L’IA, per quanto avanzata, non possiede nulla di simile all’intellectus, poiché non intuisce la Verità, ma rielabora dati secondo schemi predefiniti. Detto diversamente, non possiede né coscienza né capacità di vera comprensione, ma solo di calcolo. Questa distinzione è essenziale per evidenziare la prima criticità dell’IA: la sua apparente razionalità non è vera intelligenza. Essa opera con modelli probabilistici, senza alcuna comprensione del bene e del male, della giustizia o della verità. Questo la rende pericolosa quando viene impiegata in ambiti decisionali cruciali, come la giustizia, la sanità o la sicurezza, poiché le sue risposte non nascono da un giudizio sulla realtá, ma da una fredda elaborazione statistica. Un altro rischio riguarda la perdita dell’autonomia umana.

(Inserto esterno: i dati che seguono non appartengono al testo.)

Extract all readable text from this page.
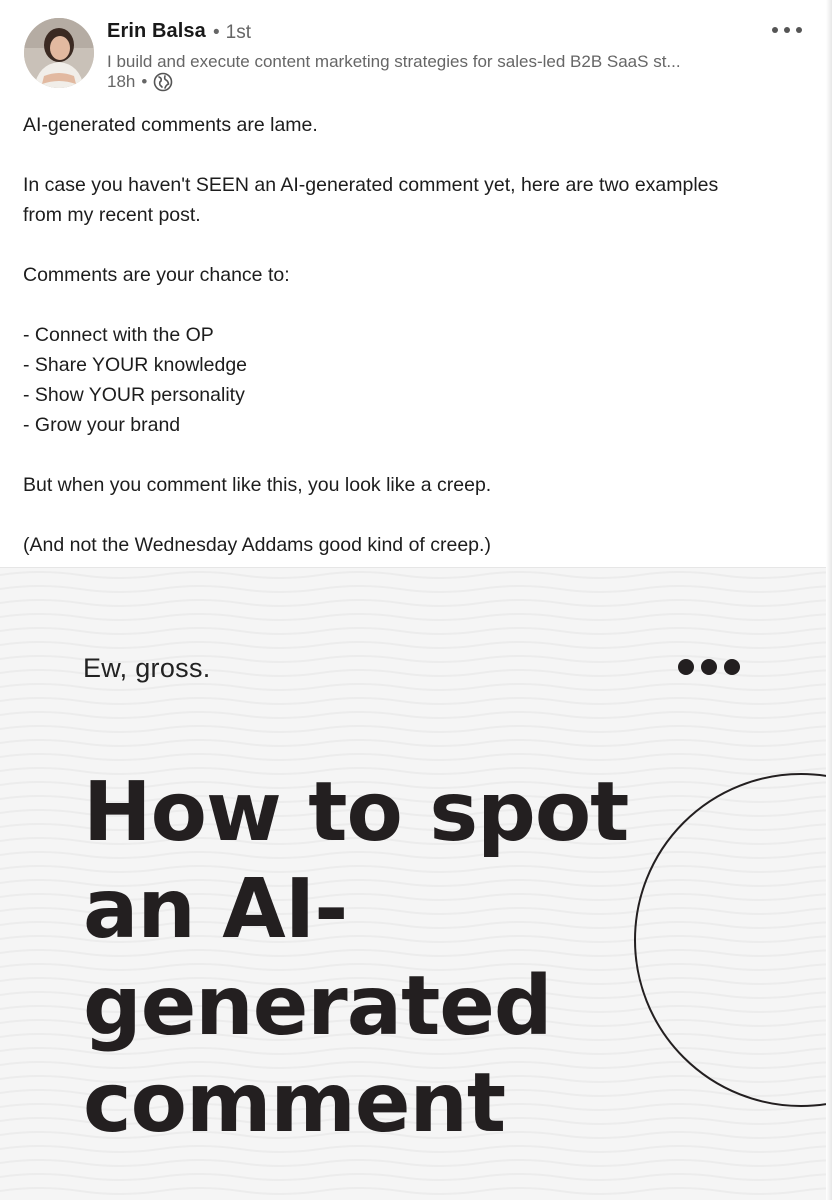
Erin Balsa • 1st
I build and execute content marketing strategies for sales-led B2B SaaS st...
18h •

AI-generated comments are lame.

In case you haven't SEEN an AI-generated comment yet, here are two examples

from my recent post.

Comments are your chance to:

- Connect with the OP

- Share YOUR knowledge

- Show YOUR personality

- Grow your brand

But when you comment like this, you look like a creep.

(And not the Wednesday Addams good kind of creep.)

Ew, gross.
How to spot
an AI-
generated
comment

L’IA rischia, infatti, di imporsi come una forza indipendente, in grado di condizionare la vita delle persone senza che esse ne comprendano il funzionamento. Gli algoritmi che regolano i social media, la finanza o il mercato del lavoro influenzano le nostre scelte in modo sottile, riducendo progressivamente la nostra libertà di giudizio. Ancora più inquietante è la prospettiva di un’umanità che si affida sempre più alle macchine per pensare al proprio posto. Secondo Sant’Agostino (354 d.C. – 430 d.C.), l’anima umana è capace di elevarsi alla conoscenza divina attraverso la contemplazione e la ricerca della Verità.

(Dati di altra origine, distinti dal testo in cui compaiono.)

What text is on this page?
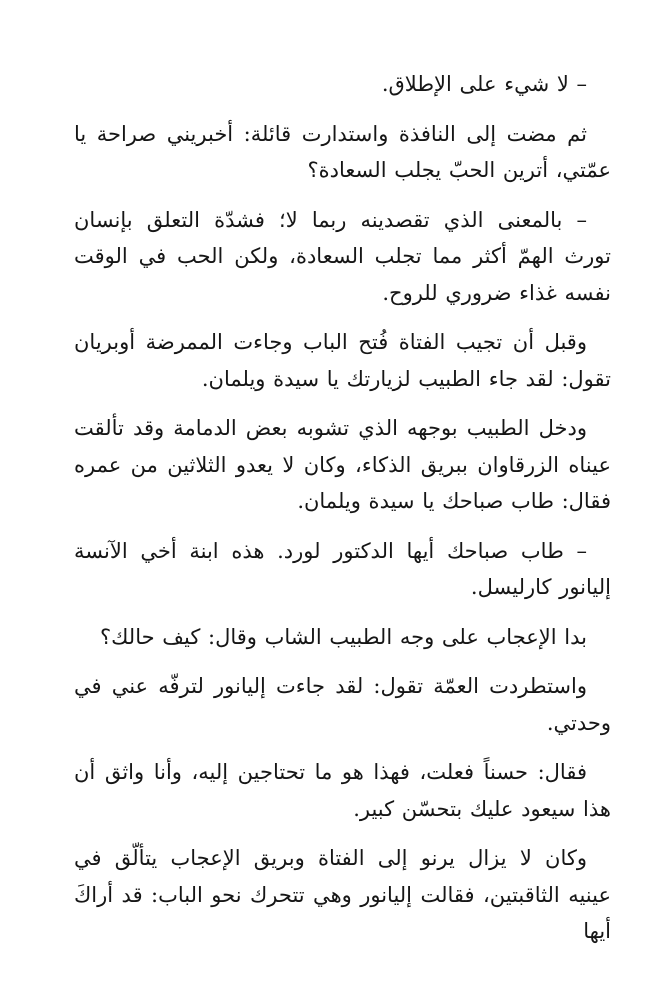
– لا شيء على الإطلاق.

ثم مضت إلى النافذة واستدارت قائلة: أخبريني صراحة يا عمّتي، أترين الحبّ يجلب السعادة؟

– بالمعنى الذي تقصدينه ربما لا؛ فشدّة التعلق بإنسان تورث الهمّ أكثر مما تجلب السعادة، ولكن الحب في الوقت نفسه غذاء ضروري للروح.

وقبل أن تجيب الفتاة فُتح الباب وجاءت الممرضة أوبريان تقول: لقد جاء الطبيب لزيارتك يا سيدة ويلمان.

ودخل الطبيب بوجهه الذي تشوبه بعض الدمامة وقد تألقت عيناه الزرقاوان ببريق الذكاء، وكان لا يعدو الثلاثين من عمره فقال: طاب صباحك يا سيدة ويلمان.

– طاب صباحك أيها الدكتور لورد. هذه ابنة أخي الآنسة إليانور كارليسل.

بدا الإعجاب على وجه الطبيب الشاب وقال: كيف حالك؟

واستطردت العمّة تقول: لقد جاءت إليانور لترفّه عني في وحدتي.

فقال: حسناً فعلت، فهذا هو ما تحتاجين إليه، وأنا واثق أن هذا سيعود عليك بتحسّن كبير.

وكان لا يزال يرنو إلى الفتاة وبريق الإعجاب يتألّق في عينيه الثاقبتين، فقالت إليانور وهي تتحرك نحو الباب: قد أراكَ أيها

Tuttavia, se l’uomo delega il suo pensiero all’IA, rischia di perdere questa tensione verso l’alto, scivolando in una condizione di passività e conformismo. Invece di cercare il vero, egli potrebbe accontentarsi delle risposte rapide e preconfezionate offerte dalle macchine, dimenticando la profondità della riflessione filosofica e spirituale. Per correggere queste storture, occorre anzitutto recuperare una visione antropologica solida, che riaffermi la superiorità dell’intelligenza umana su quella artificiale.

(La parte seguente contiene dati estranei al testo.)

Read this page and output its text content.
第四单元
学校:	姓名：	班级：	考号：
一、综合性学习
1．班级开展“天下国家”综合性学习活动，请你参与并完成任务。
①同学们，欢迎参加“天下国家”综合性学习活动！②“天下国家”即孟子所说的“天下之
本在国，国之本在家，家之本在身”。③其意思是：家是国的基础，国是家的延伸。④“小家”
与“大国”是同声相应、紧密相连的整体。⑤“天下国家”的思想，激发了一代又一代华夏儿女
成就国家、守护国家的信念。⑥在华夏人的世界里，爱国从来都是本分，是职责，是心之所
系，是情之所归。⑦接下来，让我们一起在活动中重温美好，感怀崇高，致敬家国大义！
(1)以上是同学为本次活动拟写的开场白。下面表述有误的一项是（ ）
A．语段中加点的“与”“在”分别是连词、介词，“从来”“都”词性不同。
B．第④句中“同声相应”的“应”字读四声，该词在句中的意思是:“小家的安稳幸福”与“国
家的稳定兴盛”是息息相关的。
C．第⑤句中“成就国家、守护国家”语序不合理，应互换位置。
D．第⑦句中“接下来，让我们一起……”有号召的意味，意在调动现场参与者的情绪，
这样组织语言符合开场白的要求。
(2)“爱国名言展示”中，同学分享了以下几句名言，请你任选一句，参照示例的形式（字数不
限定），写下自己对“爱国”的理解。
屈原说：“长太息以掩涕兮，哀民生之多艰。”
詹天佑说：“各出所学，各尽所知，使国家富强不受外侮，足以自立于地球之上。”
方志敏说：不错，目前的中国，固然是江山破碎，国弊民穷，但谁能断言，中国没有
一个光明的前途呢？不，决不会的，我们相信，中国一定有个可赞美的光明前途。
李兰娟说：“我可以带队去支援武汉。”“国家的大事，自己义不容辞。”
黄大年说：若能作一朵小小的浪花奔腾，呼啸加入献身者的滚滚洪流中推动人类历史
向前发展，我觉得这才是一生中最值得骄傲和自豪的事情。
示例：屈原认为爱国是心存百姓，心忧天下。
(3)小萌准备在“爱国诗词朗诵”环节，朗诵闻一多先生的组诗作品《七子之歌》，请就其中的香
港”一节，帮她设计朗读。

L’IA deve essere considerata uno strumento, non un fine, e la sua progettazione deve essere guidata da principi etici chiari, che impediscano il suo utilizzo in modi disumanizzanti. Inoltre, è fondamentale tornare al realismo gnoseologico proprio del pensiero classico, affinché le nuove generazioni sviluppino una consapevolezza profonda idonea a dare un giudizio su quanto accade. Solo così potremo evitare che l’IA, invece di servire l’uomo, finisca per dominarlo.